あ、スライムかどうかすら分からないのか。
まぁどっからどう見てもスライムなんだが。
とはいえ、大きさは確かに大きい。
狼に襲い掛かってた時はまだ小さかったが、狼を取り込んでから俺の膝までの大きさに、魚を食べてから腰までの大きさになっている。
「ん?こいつって契約出来るのか?」
「え、契約?出来るんじゃない?なんか懐いてるし」
違うぞ、こいつは懐いている訳ではないぞ。
水色の触手が手に絡みついているがこれは懐いているからではない。
エサの催促だ。
ハイハイ、しっかり食べて大きくなるんだよー。
「いや、ペットじゃねえんだからよ。ってかお前、『契約』ってことはジョブは『調教師』か?」
「うん、そうだよー」
「・・・・・・」
ユズキが何か言いたそうな目でこちらを見ているが気にしない。
ま、似たようなものだろうし、ジョブの情報は切り札にもなるらしいからな。
「いや、あのよ。
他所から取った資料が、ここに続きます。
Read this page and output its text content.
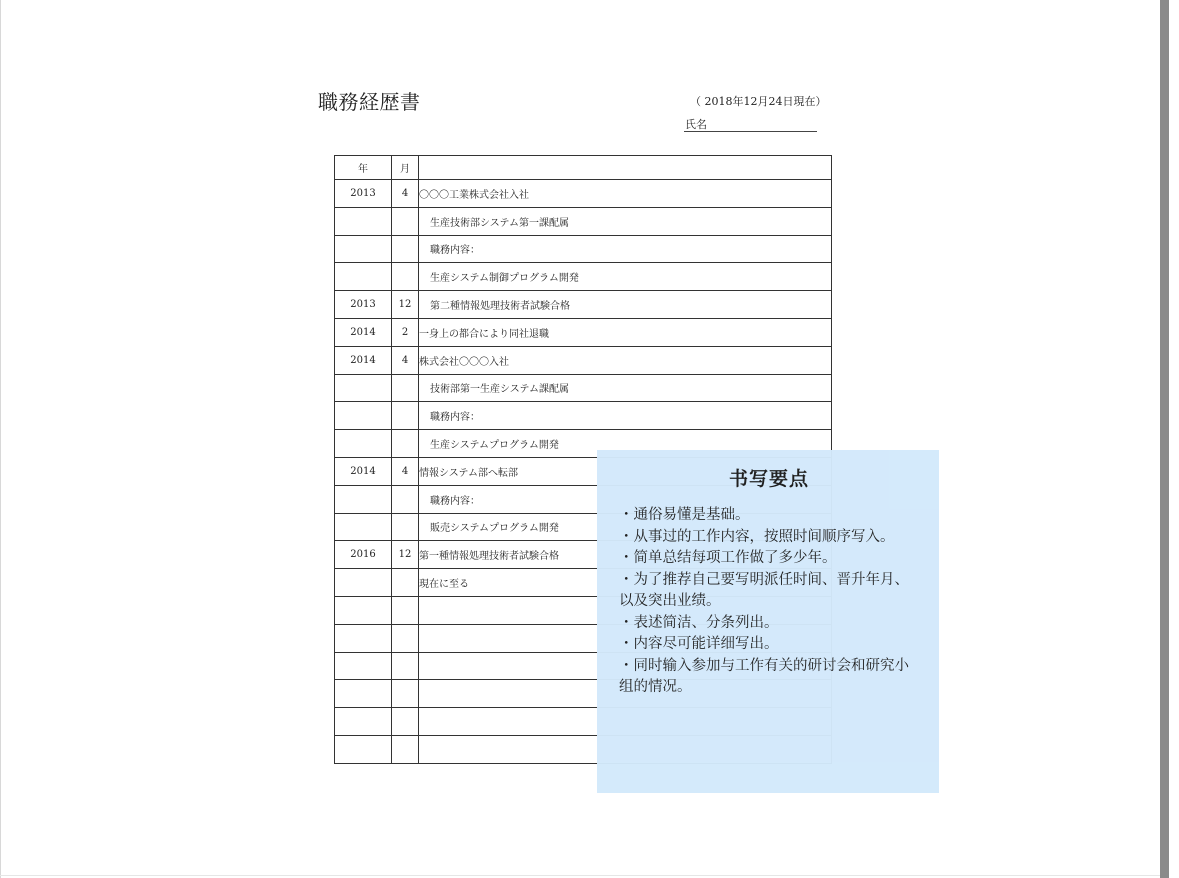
職務経歴書	（ 2018年12月24日現在）
氏名
年	月	
2013	4	〇〇〇工業株式会社入社
		生産技術部システム第一課配属
		職務内容：
		生産システム制御プログラム開発
2013	12	第二種情報処理技術者試験合格
2014	2	一身上の都合により同社退職
2014	4	株式会社〇〇〇入社
		技術部第一生産システム課配属
		職務内容：
		生産システムプログラム開発
2014	4	情報システム部へ転部
		職務内容：
		販売システムプログラム開発
2016	12	第一種情報処理技術者試験合格
		現在に至る

书写要点
・通俗易懂是基础。
・从事过的工作内容，按照时间顺序写入。
・简单总结每项工作做了多少年。
・为了推荐自己要写明派任时间、晋升年月、以及突出业绩。
・表述简洁、分条列出。
・内容尽可能详细写出。
・同时输入参加与工作有关的研讨会和研究小组的情况。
流石に今までの付き合いでお前が嘘ついてるかぐらいは分かるぞ」
「何!」
「何心底驚いてんだよ!、どんだけ馬鹿にしてんだ!」
「悪い悪い、ジョークジョーク」
「てめぇ真顔だからジョークか真剣か分かりずれぇんだよ!」
いやぁ、返しが面白いからついついからかってしまうな。
さて、それよりもこのスライムだ。
「契約」
スキルを使用すると、スライムの情報と契約するかどうかの選択肢が表示される。
『はい』を選択すると表示が消えるのだが、スライムと契約したという表示が出てこない。
多分バルムンクの時と同じで、相手の了承を得ないといけないのだろう。
つまり交渉しないといけない訳だ。
「えーと、『すぃ』が名前であっているか?」
こくっ
おお、魚を口に入れながら頷いたぞ。
取りあえずこちらの言葉は理解してくれてるようだ。
「今から契約したいんだが、俺としてくれるか?」
・・・・・・
おや、反応がない。
いや、違う。残りの魚に釘付けだ。
「あー、残りの魚なら食べていいぞ」
『すぃと契約しました』
・・・・・・はたしてこれでいいのだろうか。
というかこれは契約というよりも餌付けというんじゃ。
「ぶ、はははは!なんだそりゃ!餌付けじゃねぇか!」
「・・・・・・」
あれ、ユズキからは反応が・・・・・・肩を震わせてる。
「で、そいつの種族は結局何なんだよ」
「えーと、ちょっと待って」
ステータスウィンドウを表示して契約対象欄を見ていく。
しっかりと『すぃ』という名が表示されてたのでそれをタッチすると——
「・・・・・・」
「おい、どうした?」
「八咫、お前の言う通り、スライムではなかったよ」
「お、そうなのかよ。で、結局何なんだ」
「ウィンディーネだそうだ」
『・・・・・・』
それまで笑っていた二人とも唖然としてすぃを見ている。
ただ俺はそんな事を気にする余裕すらなかった。
二人には見えてなかったが、俺のウィンドウにはハッキリと表示されていたからだ。